Well this show is turning out to be a LOVELY surprise. And honestly Saturday morning I had no idea it even existed. Then during the afternoon, this tweet chanced across my timeline:
If series showrunner Joe Cornish’s name sounds familiar, he did the movie Attack the Block about ten years ago. And I guess he was the lead screenwriter for Ant-Man?
And the source material are a series of Young Adult-aimed books by a writer named Joe Stroud who has quite the following in the YA genre.
Anyway, I figured I’d try one episode and then blow this off if it didn’t connect. But wow. Loved it! And now I’ve binged the first three episodes, and I’m hooked.

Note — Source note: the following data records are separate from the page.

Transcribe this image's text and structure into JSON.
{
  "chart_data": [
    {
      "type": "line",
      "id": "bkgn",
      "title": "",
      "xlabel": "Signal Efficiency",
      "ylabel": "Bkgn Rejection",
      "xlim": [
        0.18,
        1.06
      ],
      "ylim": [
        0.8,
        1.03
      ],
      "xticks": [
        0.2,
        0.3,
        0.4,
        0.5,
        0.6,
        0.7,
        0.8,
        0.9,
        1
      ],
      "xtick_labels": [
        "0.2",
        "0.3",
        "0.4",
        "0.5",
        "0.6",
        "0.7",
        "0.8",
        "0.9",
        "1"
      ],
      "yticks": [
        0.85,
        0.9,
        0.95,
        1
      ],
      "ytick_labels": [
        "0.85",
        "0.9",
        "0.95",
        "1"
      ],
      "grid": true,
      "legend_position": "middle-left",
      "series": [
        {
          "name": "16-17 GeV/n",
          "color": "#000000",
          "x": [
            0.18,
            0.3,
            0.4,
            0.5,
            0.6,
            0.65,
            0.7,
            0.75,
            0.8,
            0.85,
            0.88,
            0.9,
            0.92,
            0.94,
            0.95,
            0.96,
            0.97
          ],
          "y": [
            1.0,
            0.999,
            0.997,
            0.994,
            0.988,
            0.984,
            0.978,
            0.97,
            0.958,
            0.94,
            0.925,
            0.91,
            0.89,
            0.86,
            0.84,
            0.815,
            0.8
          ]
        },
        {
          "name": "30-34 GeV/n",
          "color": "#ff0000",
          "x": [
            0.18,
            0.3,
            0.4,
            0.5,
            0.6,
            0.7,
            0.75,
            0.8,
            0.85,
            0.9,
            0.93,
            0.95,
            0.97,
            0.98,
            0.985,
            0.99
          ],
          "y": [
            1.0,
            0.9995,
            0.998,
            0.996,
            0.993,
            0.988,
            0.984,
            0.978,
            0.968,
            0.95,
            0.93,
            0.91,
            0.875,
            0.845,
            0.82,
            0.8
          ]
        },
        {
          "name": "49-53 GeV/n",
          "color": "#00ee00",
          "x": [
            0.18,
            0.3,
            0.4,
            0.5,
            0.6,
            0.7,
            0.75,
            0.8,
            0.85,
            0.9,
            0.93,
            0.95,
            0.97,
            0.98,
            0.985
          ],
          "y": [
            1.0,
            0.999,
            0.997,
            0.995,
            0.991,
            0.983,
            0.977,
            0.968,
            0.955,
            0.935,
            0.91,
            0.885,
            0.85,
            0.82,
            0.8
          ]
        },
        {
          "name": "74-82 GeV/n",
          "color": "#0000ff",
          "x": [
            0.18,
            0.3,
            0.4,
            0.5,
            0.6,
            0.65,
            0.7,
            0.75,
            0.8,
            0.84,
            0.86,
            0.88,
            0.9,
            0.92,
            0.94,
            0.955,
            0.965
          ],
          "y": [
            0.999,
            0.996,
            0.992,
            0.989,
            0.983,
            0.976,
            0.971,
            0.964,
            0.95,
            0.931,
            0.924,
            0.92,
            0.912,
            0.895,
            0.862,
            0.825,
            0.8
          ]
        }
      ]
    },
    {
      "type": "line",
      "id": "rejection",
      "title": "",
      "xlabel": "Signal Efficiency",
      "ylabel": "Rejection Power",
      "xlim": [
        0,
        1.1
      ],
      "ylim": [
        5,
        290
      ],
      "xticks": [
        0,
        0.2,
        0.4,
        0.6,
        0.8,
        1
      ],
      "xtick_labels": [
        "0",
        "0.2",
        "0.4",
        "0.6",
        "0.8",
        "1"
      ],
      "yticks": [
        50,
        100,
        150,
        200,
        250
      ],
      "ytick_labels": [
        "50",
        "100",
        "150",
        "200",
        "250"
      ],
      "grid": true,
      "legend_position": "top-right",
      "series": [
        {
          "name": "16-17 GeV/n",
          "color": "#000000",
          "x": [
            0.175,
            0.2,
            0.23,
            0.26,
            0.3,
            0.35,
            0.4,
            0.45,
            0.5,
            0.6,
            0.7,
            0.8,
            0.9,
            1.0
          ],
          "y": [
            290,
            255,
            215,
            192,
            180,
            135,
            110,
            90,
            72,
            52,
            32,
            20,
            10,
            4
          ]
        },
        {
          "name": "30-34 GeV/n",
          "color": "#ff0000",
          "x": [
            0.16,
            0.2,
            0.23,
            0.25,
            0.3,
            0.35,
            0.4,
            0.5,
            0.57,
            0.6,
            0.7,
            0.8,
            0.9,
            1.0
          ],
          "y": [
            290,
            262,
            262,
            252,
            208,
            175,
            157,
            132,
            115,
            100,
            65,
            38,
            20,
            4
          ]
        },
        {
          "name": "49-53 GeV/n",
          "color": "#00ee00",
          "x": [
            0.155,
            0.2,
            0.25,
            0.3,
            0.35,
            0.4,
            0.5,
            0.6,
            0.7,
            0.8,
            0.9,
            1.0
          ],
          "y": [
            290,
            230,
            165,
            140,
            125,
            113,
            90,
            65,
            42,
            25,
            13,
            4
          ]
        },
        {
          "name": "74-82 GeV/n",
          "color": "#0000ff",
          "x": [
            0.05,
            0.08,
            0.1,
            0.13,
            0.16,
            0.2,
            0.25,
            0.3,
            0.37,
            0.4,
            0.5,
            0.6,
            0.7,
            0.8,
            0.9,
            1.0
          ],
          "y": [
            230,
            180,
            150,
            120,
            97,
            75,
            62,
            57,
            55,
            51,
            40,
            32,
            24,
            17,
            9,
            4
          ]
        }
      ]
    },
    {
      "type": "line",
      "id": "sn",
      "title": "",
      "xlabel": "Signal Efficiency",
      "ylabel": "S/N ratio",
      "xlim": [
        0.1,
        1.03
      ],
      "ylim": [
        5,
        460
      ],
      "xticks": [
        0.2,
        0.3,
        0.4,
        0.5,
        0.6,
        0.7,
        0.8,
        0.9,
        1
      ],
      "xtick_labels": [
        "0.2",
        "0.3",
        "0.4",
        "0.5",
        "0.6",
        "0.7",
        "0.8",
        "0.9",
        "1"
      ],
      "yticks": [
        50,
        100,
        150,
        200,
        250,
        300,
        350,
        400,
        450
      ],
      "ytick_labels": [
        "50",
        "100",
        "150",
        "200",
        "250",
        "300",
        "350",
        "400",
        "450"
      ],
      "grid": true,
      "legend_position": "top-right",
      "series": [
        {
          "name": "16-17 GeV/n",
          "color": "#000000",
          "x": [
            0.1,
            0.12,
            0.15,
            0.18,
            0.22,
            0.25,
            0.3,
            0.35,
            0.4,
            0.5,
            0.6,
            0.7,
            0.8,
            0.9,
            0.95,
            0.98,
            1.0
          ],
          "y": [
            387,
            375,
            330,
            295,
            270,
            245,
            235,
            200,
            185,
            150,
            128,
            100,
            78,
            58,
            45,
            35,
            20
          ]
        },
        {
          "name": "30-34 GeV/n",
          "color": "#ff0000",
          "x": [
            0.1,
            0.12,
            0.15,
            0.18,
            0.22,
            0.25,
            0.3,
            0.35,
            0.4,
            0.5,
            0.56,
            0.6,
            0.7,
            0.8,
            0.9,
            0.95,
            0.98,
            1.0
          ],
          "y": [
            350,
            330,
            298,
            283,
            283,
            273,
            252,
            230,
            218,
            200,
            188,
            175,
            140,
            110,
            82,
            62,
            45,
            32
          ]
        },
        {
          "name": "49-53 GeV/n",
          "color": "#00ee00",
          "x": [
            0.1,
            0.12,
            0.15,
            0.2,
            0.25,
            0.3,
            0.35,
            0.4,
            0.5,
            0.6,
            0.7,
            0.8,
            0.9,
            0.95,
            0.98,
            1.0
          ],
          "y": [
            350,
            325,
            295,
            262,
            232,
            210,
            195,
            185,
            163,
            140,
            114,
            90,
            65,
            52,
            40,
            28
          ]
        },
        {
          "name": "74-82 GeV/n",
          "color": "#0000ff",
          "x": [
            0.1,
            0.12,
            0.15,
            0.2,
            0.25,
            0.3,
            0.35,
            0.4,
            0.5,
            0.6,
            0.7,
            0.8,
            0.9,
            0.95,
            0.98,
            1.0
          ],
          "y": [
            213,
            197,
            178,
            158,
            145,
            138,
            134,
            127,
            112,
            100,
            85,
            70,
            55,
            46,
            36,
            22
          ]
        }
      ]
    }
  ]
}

The premise is pretty terrific: it’s set in London in an alternate timeline world, where ghosts have been real for 50 years now. Really real. In fact, the era of ghosts showing up everywhere (a newspaper headline in the opening credits pegs the death toll from murderous ghosts as more than a million) is called (with typical British understatement) “The Problem”.
And ghosts in this world? They kill on touch. They can also cause something called “Ghost Lock”, in which the victim survives, but is sort of “locked” into a glassy eyed mental prison not too different from the “sleeping sickness” of the 1920s and 30s.
Oh, and here’s the kicker: adults can’t really detect or hear or see ghosts until it’s too late. Only kids and teenagers can see them and detect them, and even then, only some of them. And so “Agencies” hire teens and train them up in various specialties required for ghost hunting, and these teen agents seem to be fighting a losing war against constantly increasing spectral presences in London. We see lots of nameplates on memorial edifices in town squares for teen agents killed by ghosts in the line of duty.
The hero of the series is Lucy Carlyle. She’s a “listener” in the parlance of Agency folk: she can hear ghosts in a haunted place well before they materialize. And she’s estranged from her family – and the agency that originally trained her, and goes to work for a rag-tag would-be agency run by two other teenagers: Lockwood and Company.
Yeah, I know. This is the kind of premise that could descend into utter silliness. But it doesn’t here. Everyone – the cast, the director, the writers – they’re all bought in, and that makes this work. The dialogue is witty and often hilariously dark.
And there’s just a sheen of pure coolness on all of this. The main weapon of an Agent? An iron rapier. Because that’s just cool. And also chains, because why not? And the whole setting has this vague whiff of the Fallen London of Failbetter Games, or a game like Cultist Simulator. And the soundtrack is terrific, and perfectly attuned to the show: “Bela Lugosi’s Dead” in the first episode, plenty of Cure songs, some This Mortal Coil…
And the cast is really good. Ruby Stokes has the lead role of Lucy, and she’s a revelation. She’d only been given bit parts in the first two seasons of Bridgerton (which she left, forcing a recast for season 3), but here she’s the center of the show, and she’s got the chops and screen presence to carry things.
Netflix seems to have done fuck-all to promote this, and that’s a shame. Joe Cornish apparently has asked for 3 seasons to tell the story he wants to tell by adapting the books, and I hope he gets it, this show deserves it and I think a lot of folks here would love it.